Don Artime, Generaloberer der Salesianer Don Boscos.
Don Artime, Generaloberer der Salesianer Don Boscos.
Der Generalobere der Salesianer Don Boscos besuchte im März 2019, vier Tage lang Österreich. Es war sein erster Besuch in Wien.
„Ich finde, dass Wien eine bezaubernde Stadt ist.“ Die Botschaft des Generaloberen ist jedoch international. Besonders wichtig ist dem Ordensoberen der Salesianer Don Boscos. ein weltweites Netzwerk der Menschlichkeit. Sei es in einem der Projekte in den mehr als 4.500 Häusern der Salesianer in 134 Ländern oder sei es in Zusammenarbeit mit der Weltkirche. In Österreich besuchte er u.a. Unterwaltersdorf und Wien.
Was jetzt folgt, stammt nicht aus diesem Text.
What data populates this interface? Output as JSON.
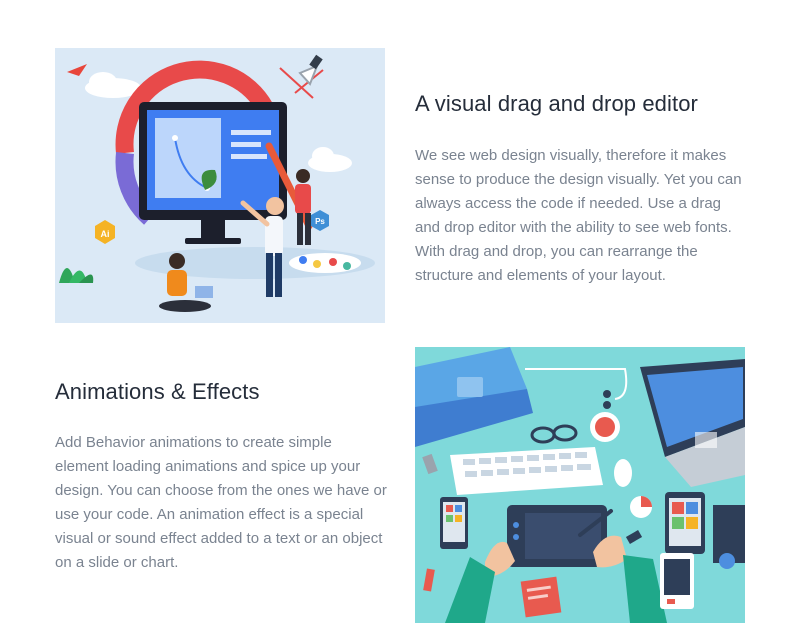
{
  "features": [
    {
      "title": "A visual drag and drop editor",
      "description": "We see web design visually, therefore it makes sense to produce the design visually. Yet you can always access the code if needed. Use a drag and drop editor with the ability to see web fonts. With drag and drop, you can rearrange the structure and elements of your layout."
    },
    {
      "title": "Animations & Effects",
      "description": "Add Behavior animations to create simple element loading animations and spice up your design. You can choose from the ones we have or use your code. An animation effect is a special visual or sound effect added to a text or an object on a slide or chart."
    }
  ],
  "illustrations": {
    "editor_badge_ai": "Ai",
    "editor_badge_ps": "Ps"
  },
  "colors": {
    "title": "#252d3a",
    "body_text": "#7a8390",
    "illustration1_bg": "#dbe9f6",
    "illustration2_bg": "#7fd9da"
  }
}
Der Ende Februar 2019 beendete Kinderschutzgipfel im Vatikan war nach Ansicht des Generaloberen ein Erfolg. "Auch wenn beim Treffen selbst noch keine konkreten Maßnahmen beschlossen wurden, sind nun alle Bischofskonferenzen und Ordensgemeinschaften mit den Themen sexueller Missbrauch und Kinderschutz intensiv befasst", erklärte Don Ángel bei einem Pressetermin anlässlich seines Besuchs in Wien. Nachdem der Papst bei der Versammlung eine klare Richtung vorgegeben habe, müssten nun daraus Konsequenzen gezogen werden.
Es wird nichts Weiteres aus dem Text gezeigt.